The intention of creating this mural was to use the many blocks that had been carved by students and others at those workshops.
However, after the UNC police violently raided the encampment, attacking and arresting students in the early morning of April 30, many of our materials were confiscated, destroyed, or went missing.
We were able to recover some of the supplies and ink but weren’t able to retrieve many of the blocks people had made on site. Only a handful of the carved blocks remain from the encampment.
This print mural was created in early May, a collaborative project by several people who were involved in the Triangle Gaza Solidarity Encampment. We gathered over the course of a week to spend hours cutting new designs into blocks, printing the new designs as well as the few we had saved from the encampment, and wheatpasting the mural. Roughly 1,000 prints were made to compose the mural.
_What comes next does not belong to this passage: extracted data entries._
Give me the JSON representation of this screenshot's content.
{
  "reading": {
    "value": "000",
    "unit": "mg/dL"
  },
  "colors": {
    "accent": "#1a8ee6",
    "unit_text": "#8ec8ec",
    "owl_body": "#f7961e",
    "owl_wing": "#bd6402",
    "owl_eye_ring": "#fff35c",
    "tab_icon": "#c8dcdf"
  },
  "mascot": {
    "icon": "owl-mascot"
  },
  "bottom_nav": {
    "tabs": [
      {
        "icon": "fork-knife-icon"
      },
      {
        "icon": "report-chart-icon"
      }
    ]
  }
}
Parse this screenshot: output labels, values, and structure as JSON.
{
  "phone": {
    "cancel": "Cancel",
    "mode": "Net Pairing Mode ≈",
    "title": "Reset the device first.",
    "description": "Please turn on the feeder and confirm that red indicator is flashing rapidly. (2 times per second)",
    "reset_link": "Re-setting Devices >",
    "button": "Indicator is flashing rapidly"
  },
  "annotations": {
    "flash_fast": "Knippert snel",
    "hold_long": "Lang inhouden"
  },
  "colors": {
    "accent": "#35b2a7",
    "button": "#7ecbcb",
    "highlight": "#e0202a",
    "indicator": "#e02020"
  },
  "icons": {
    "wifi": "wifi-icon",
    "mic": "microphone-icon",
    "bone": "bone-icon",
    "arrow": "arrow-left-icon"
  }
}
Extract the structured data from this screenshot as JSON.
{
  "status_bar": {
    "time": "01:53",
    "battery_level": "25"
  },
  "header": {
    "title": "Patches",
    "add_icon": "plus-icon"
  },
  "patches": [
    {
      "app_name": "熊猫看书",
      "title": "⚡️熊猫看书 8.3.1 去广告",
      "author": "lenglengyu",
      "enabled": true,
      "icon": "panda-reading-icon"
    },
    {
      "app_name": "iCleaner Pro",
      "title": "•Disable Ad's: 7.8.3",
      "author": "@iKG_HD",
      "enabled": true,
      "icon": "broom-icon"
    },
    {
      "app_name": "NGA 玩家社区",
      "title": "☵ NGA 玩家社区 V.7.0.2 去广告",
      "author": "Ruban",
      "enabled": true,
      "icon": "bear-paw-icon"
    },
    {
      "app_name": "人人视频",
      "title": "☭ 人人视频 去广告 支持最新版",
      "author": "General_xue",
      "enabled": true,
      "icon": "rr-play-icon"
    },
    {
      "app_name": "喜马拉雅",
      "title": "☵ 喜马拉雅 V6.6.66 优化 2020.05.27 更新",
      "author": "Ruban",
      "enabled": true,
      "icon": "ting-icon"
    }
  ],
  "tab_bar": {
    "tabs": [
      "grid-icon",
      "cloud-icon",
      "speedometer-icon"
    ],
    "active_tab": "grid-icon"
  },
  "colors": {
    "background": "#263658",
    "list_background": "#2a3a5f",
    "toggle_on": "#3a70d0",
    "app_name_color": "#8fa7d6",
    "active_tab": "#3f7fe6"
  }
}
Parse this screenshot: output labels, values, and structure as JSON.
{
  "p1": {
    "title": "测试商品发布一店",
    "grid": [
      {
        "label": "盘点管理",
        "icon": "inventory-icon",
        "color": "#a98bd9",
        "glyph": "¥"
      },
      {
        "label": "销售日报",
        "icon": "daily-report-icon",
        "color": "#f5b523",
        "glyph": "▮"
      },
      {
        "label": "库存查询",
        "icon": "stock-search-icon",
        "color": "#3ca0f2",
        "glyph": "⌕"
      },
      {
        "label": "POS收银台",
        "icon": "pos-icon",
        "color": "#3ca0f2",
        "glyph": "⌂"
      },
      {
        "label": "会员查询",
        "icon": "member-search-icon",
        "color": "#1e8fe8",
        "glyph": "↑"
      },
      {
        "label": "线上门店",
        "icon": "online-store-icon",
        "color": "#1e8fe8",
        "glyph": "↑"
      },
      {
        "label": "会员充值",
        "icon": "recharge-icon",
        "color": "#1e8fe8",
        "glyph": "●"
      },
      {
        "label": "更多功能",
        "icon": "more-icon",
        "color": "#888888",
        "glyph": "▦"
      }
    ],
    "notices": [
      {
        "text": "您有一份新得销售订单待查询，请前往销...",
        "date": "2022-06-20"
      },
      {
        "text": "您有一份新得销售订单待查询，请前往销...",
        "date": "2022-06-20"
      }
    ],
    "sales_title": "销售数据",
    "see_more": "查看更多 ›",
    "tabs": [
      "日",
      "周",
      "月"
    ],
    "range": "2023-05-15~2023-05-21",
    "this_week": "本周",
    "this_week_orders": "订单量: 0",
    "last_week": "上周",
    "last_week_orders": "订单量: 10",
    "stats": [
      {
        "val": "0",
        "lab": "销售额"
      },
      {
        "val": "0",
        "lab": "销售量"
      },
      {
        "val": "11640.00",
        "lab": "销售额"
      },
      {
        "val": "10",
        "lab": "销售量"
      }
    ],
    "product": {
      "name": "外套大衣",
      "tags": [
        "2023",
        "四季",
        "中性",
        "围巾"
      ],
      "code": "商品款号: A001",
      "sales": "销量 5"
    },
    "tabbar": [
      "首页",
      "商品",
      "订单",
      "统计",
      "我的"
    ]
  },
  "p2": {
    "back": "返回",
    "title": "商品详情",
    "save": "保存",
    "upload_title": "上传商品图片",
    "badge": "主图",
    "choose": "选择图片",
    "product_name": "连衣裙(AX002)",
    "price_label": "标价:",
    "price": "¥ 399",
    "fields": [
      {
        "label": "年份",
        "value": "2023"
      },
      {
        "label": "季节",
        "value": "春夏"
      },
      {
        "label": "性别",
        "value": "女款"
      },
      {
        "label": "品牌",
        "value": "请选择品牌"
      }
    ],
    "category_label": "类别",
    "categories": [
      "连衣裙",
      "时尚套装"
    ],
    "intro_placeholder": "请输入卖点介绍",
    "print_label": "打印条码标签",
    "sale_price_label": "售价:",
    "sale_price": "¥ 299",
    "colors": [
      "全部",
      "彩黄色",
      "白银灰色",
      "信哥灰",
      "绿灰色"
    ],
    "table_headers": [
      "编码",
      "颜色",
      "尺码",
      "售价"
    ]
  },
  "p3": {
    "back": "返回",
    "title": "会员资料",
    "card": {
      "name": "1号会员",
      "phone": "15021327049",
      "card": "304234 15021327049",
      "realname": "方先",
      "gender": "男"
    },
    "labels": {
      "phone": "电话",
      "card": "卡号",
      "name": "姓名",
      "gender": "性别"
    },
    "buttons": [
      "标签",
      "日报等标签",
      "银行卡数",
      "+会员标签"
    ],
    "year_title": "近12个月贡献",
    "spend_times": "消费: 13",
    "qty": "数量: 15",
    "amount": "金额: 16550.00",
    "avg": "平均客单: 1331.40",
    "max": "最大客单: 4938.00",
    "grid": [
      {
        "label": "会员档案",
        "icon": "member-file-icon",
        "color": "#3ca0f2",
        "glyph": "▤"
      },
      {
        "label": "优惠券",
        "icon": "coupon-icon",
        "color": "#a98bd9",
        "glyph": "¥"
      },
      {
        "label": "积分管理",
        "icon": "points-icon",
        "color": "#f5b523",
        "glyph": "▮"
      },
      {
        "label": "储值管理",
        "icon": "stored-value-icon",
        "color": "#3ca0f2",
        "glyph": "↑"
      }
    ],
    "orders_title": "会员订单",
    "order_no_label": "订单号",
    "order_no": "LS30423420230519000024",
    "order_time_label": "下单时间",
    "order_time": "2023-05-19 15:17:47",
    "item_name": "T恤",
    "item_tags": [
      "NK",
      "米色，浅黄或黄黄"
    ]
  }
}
The two lines of text are the opening lines from June Jordan’s poem
Intifada Incantation: Poem #8 for b.b. L., which had been shared and read throughout the encampment.
This project is a collaboration among Marin Carr-Quimet, Rebecca Pempek, Hông-An Truong, Mariah Jade, Cora McAnulty, Laurel Petri, Cecelia Tucker, Xuân June Truong-Dixon, Maria Sharpley-Truong, Baez Sharpley-Truong, and Raina Lee.